There have been wins and losses since taking office in December last year. Debt deals were struck that allowed the government to revamp some US 65bn in foreign currency bonds and push repayments well into the future. Talks with the International Monetary Fund remain positive for the restructuring of a US$ 44bn loan extended to the previous government in 2018.
But weakness in the peso has drained foreign reserves, while the central bank was forced into printing money to bolster the pandemic-hit economy. Exports have been sluggish amid devaluation fears, and lack of domestic and international confidence.
Some investors warn that issues reviving growth could lead to another default before long. The country’s risk index dropped sharply after restructuring, but borrowing costs remains sky-high. Argentine bond prices also remain in default territory.
The restructuring was a necessary condition to resolve Argentina’s macro-economic problems, Finance minister Martin Guzman said in an interview last week. Economic recovery is a necessary condition for stability.
Guzman forecasts an exit from recession in the first half of next year, but the economic recovery has been far from simple, hit hard by the coronavirus pandemic. The economy is expected to contract some 11-12% this year and poverty has climbed to almost half the population, with many foreign companies abandoning the country.
The pandemic has helped bring down inflation, though it remains at nearly 40% on an annual basis and is expected to make a comeback as consumption recovers and as savings are released into the real economy.
Camilo Tiscornia at consultancy C&T Asesores Económica said monetary issuance to mitigate the impact of the virus, wage hikes and fewer prize freezes would revive inflation. It is very difficult to think that next year’s inflation will end lower than this year, he said.
The peso has been at the heart of the country’s turbulent ride. It crashed sharply mid-last year, causing a rush to the safe haven of dollars. The government imposed tough currency controls, which have been tightened this year.

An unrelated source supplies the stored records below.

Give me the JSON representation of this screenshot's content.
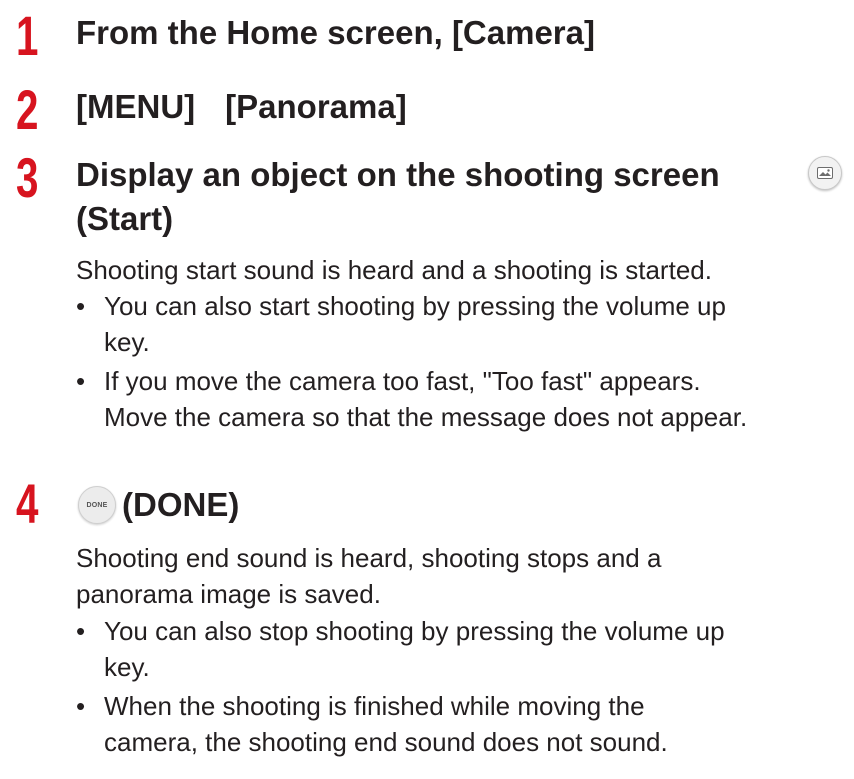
{
  "steps": [
    {
      "number": "1",
      "title": "From the Home screen, [Camera]"
    },
    {
      "number": "2",
      "title_part1": "[MENU]",
      "title_part2": "[Panorama]"
    },
    {
      "number": "3",
      "title_line1": "Display an object on the shooting screen",
      "title_line2": "(Start)",
      "icon": "panorama-shutter-icon",
      "description": "Shooting start sound is heard and a shooting is started.",
      "bullets": [
        {
          "mark": "•",
          "line1": "You can also start shooting by pressing the volume up",
          "line2": "key."
        },
        {
          "mark": "•",
          "line1": "If you move the camera too fast, \"Too fast\" appears.",
          "line2": "Move the camera so that the message does not appear."
        }
      ]
    },
    {
      "number": "4",
      "title": "(DONE)",
      "icon_label": "DONE",
      "description_line1": "Shooting end sound is heard, shooting stops and a",
      "description_line2": "panorama image is saved.",
      "bullets": [
        {
          "mark": "•",
          "line1": "You can also stop shooting by pressing the volume up",
          "line2": "key."
        },
        {
          "mark": "•",
          "line1": "When the shooting is finished while moving the",
          "line2": "camera, the shooting end sound does not sound."
        }
      ]
    }
  ],
  "colors": {
    "step_number": "#d7141f",
    "text": "#231f20"
  }
}
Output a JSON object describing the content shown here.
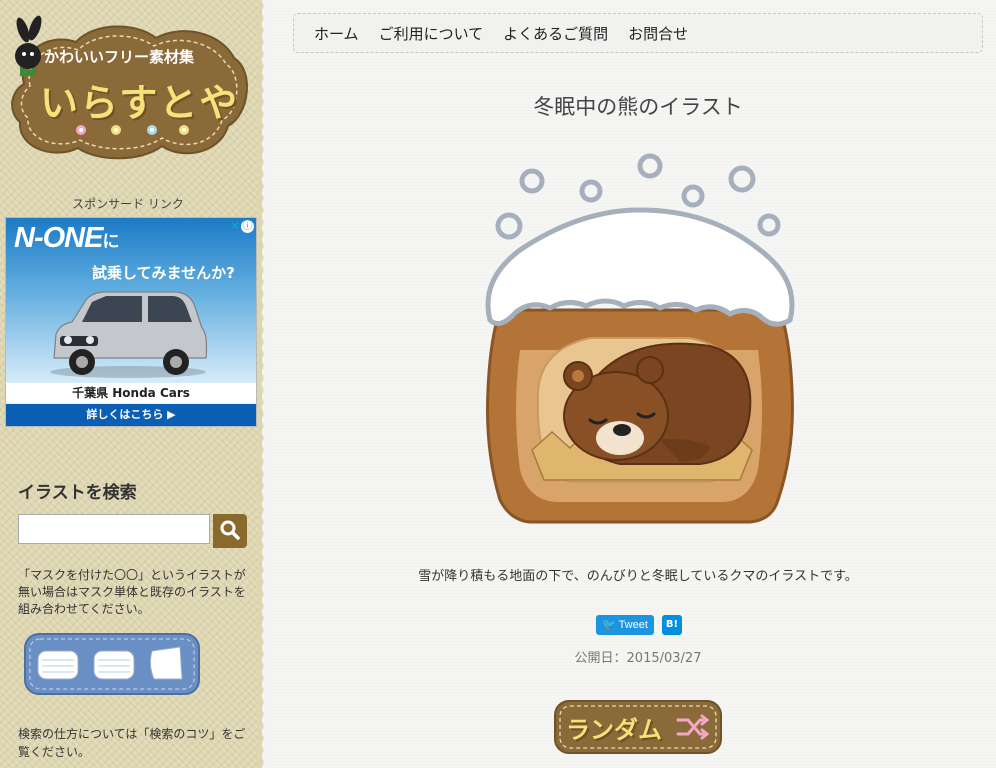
{
  "logo": {
    "subtitle": "かわいいフリー素材集",
    "title": "いらすとや"
  },
  "sidebar": {
    "sponsor_label": "スポンサード リンク",
    "ad": {
      "title": "N-ONE",
      "title_suffix": "に",
      "subtitle": "試乗してみませんか?",
      "dealer": "千葉県 Honda Cars",
      "cta": "詳しくはこちら ▶",
      "info_icon": "ⓘ",
      "close_icon": "✕"
    },
    "search": {
      "heading": "イラストを検索",
      "input_value": "",
      "button_icon": "search-icon"
    },
    "mask_note": "「マスクを付けた〇〇」というイラストが無い場合はマスク単体と既存のイラストを組み合わせてください。",
    "search_tips": "検索の仕方については「検索のコツ」をご覧ください。"
  },
  "nav": {
    "items": [
      "ホーム",
      "ご利用について",
      "よくあるご質問",
      "お問合せ"
    ]
  },
  "post": {
    "title": "冬眠中の熊のイラスト",
    "description": "雪が降り積もる地面の下で、のんびりと冬眠しているクマのイラストです。",
    "share": {
      "tweet": "Tweet",
      "hatena": "B!"
    },
    "published": "公開日：2015/03/27",
    "random_label": "ランダム"
  },
  "colors": {
    "sidebar_bg": "#ddd6b0",
    "logo_brown": "#8b6a3a",
    "search_button": "#8a6a2c",
    "tweet_blue": "#1b95e0",
    "hatena_blue": "#008fde"
  }
}
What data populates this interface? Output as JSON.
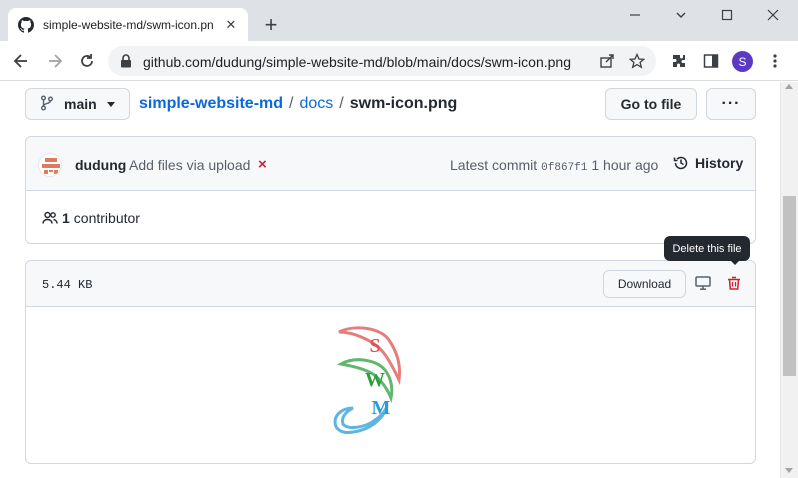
{
  "browser": {
    "tab_title": "simple-website-md/swm-icon.pn",
    "url": "github.com/dudung/simple-website-md/blob/main/docs/swm-icon.png",
    "profile_initial": "S"
  },
  "repo": {
    "branch": "main",
    "repo_name": "simple-website-md",
    "separator": "/",
    "folder": "docs",
    "file_name": "swm-icon.png",
    "goto_file_label": "Go to file",
    "more_label": "···"
  },
  "commit": {
    "author": "dudung",
    "message": "Add files via upload",
    "status_mark": "×",
    "latest_label": "Latest commit",
    "sha": "0f867f1",
    "time": "1 hour ago",
    "history_label": "History",
    "contributor_count": "1",
    "contributor_label": "contributor"
  },
  "file": {
    "size": "5.44 KB",
    "download_label": "Download",
    "tooltip": "Delete this file"
  },
  "preview": {
    "letters": [
      "S",
      "W",
      "M"
    ],
    "colors": {
      "s": "#e0504f",
      "w": "#2e9e3e",
      "m": "#2a9bd8"
    }
  },
  "colors": {
    "link": "#0969da",
    "danger": "#cf222e",
    "border": "#d0d7de",
    "profile": "#5b39c4"
  }
}
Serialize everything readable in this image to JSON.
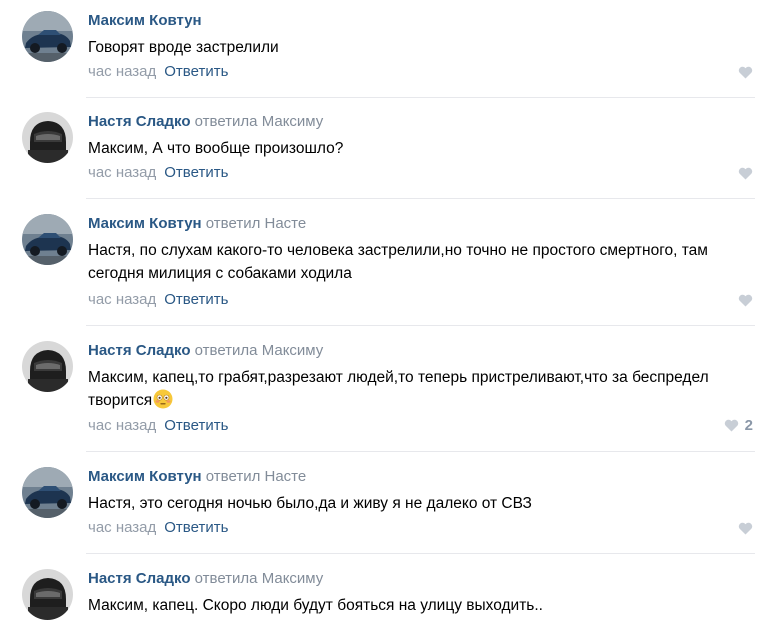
{
  "comments": [
    {
      "author": "Максим Ковтун",
      "reply_to": "",
      "text": "Говорят вроде застрелили",
      "time": "час назад",
      "reply_label": "Ответить",
      "likes": "",
      "avatar_icon": "car-avatar-icon"
    },
    {
      "author": "Настя Сладко",
      "reply_to": "ответила Максиму",
      "text": "Максим, А что вообще произошло?",
      "time": "час назад",
      "reply_label": "Ответить",
      "likes": "",
      "avatar_icon": "helmet-avatar-icon"
    },
    {
      "author": "Максим Ковтун",
      "reply_to": "ответил Насте",
      "text": "Настя, по слухам какого-то человека застрелили,но точно не простого смертного, там сегодня милиция с собаками ходила",
      "time": "час назад",
      "reply_label": "Ответить",
      "likes": "",
      "avatar_icon": "car-avatar-icon"
    },
    {
      "author": "Настя Сладко",
      "reply_to": "ответила Максиму",
      "text": "Максим, капец,то грабят,разрезают людей,то теперь пристреливают,что за беспредел творится",
      "emoji": "flushed-face-emoji",
      "time": "час назад",
      "reply_label": "Ответить",
      "likes": "2",
      "avatar_icon": "helmet-avatar-icon"
    },
    {
      "author": "Максим Ковтун",
      "reply_to": "ответил Насте",
      "text": "Настя, это сегодня ночью было,да и живу я не далеко от СВЗ",
      "time": "час назад",
      "reply_label": "Ответить",
      "likes": "",
      "avatar_icon": "car-avatar-icon"
    },
    {
      "author": "Настя Сладко",
      "reply_to": "ответила Максиму",
      "text": "Максим, капец. Скоро люди будут бояться на улицу выходить..",
      "time": "",
      "reply_label": "",
      "likes": "",
      "avatar_icon": "helmet-avatar-icon"
    }
  ],
  "colors": {
    "author": "#2a5885",
    "muted": "#828c99",
    "like": "#8a97a8",
    "divider": "#e7e8ec"
  }
}
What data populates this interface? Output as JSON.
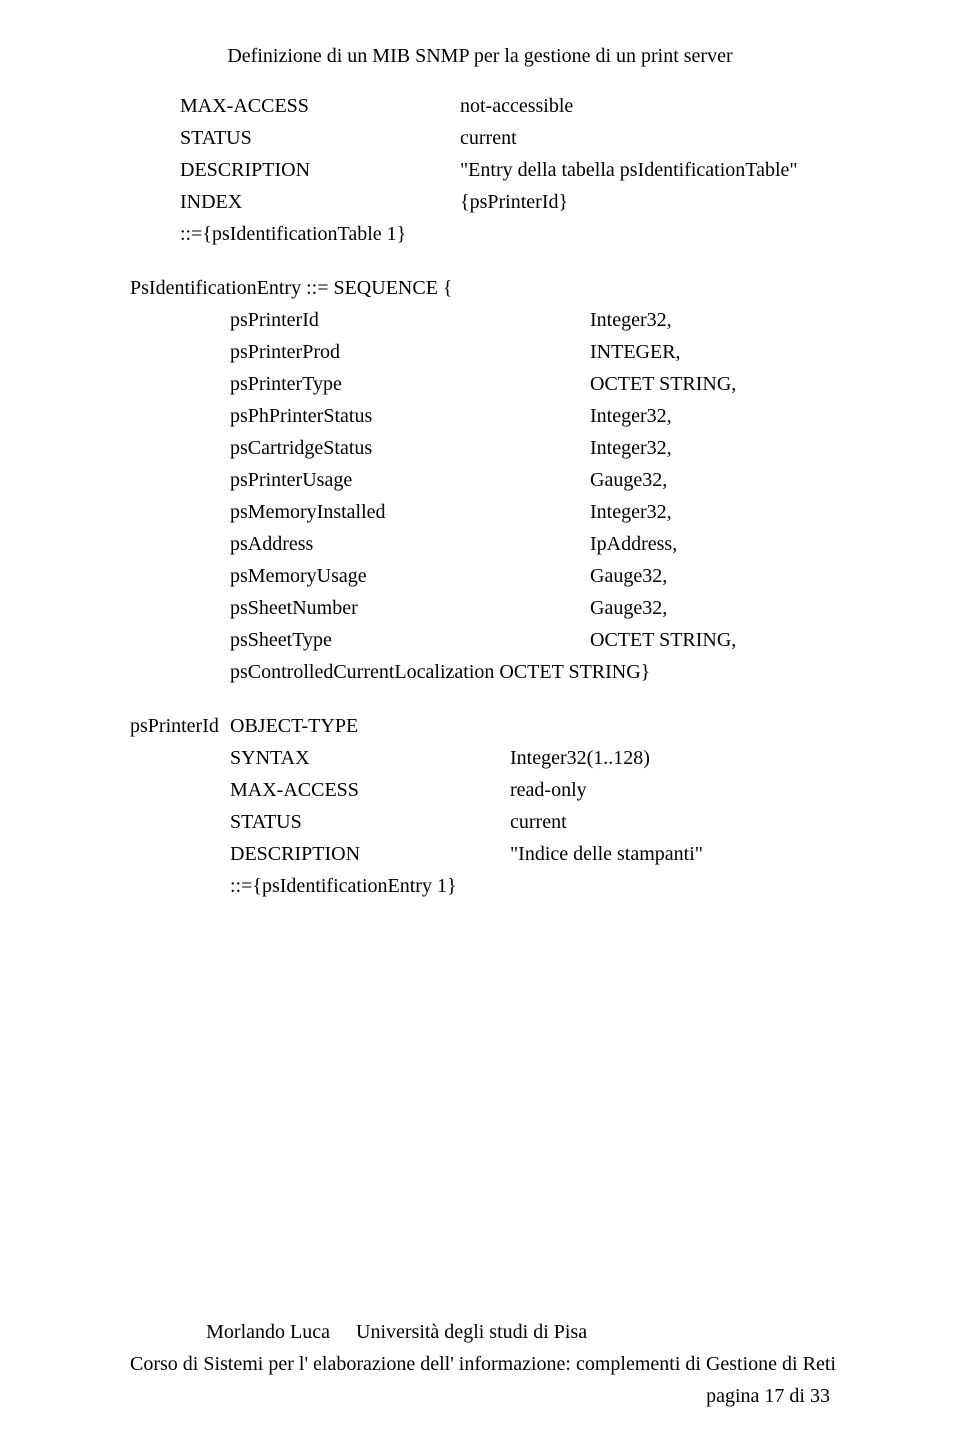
{
  "header": {
    "title": "Definizione di un MIB SNMP per la gestione di un print server"
  },
  "block1": {
    "rows": [
      {
        "k": "MAX-ACCESS",
        "v": "not-accessible"
      },
      {
        "k": "STATUS",
        "v": "current"
      },
      {
        "k": "DESCRIPTION",
        "v": "\"Entry della tabella psIdentificationTable\""
      },
      {
        "k": "INDEX",
        "v": "{psPrinterId}"
      }
    ],
    "tail": "::={psIdentificationTable 1}"
  },
  "seq": {
    "open": "PsIdentificationEntry ::= SEQUENCE {",
    "rows": [
      {
        "k": "psPrinterId",
        "v": "Integer32,"
      },
      {
        "k": "psPrinterProd",
        "v": "INTEGER,"
      },
      {
        "k": "psPrinterType",
        "v": "OCTET STRING,"
      },
      {
        "k": "psPhPrinterStatus",
        "v": "Integer32,"
      },
      {
        "k": "psCartridgeStatus",
        "v": "Integer32,"
      },
      {
        "k": "psPrinterUsage",
        "v": "Gauge32,"
      },
      {
        "k": "psMemoryInstalled",
        "v": "Integer32,"
      },
      {
        "k": "psAddress",
        "v": "IpAddress,"
      },
      {
        "k": "psMemoryUsage",
        "v": "Gauge32,"
      },
      {
        "k": "psSheetNumber",
        "v": "Gauge32,"
      },
      {
        "k": "psSheetType",
        "v": "OCTET STRING,"
      }
    ],
    "tail": "psControlledCurrentLocalization OCTET STRING}"
  },
  "block2": {
    "open_left": "psPrinterId",
    "open_right": "OBJECT-TYPE",
    "rows": [
      {
        "k": "SYNTAX",
        "v": "Integer32(1..128)"
      },
      {
        "k": "MAX-ACCESS",
        "v": "read-only"
      },
      {
        "k": "STATUS",
        "v": "current"
      },
      {
        "k": "DESCRIPTION",
        "v": "\"Indice delle stampanti\""
      }
    ],
    "tail": "::={psIdentificationEntry 1}"
  },
  "footer": {
    "l1": "Morlando Luca",
    "r1": "Università degli studi di Pisa",
    "single": "Corso di Sistemi per l' elaborazione dell' informazione: complementi di Gestione di Reti",
    "page": "pagina 17 di 33"
  }
}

With tightly limited access to dollars, people flocked to alternative and black markets, willing to pay a steep premium to access greenbacks – driving a wide gap with the official rate.
The central bank, which had shelled out funds to prop up the peso and to fund government spending, moved in recent months to ease fears about its dwindling reserves, which some banks and analysts estimate is around zero in net terms.
Argentina is now in crunch talks with the IMF for a deal to restore confidence in its markets. The two are trying to craft a better relationship and write-over an acrimonious history.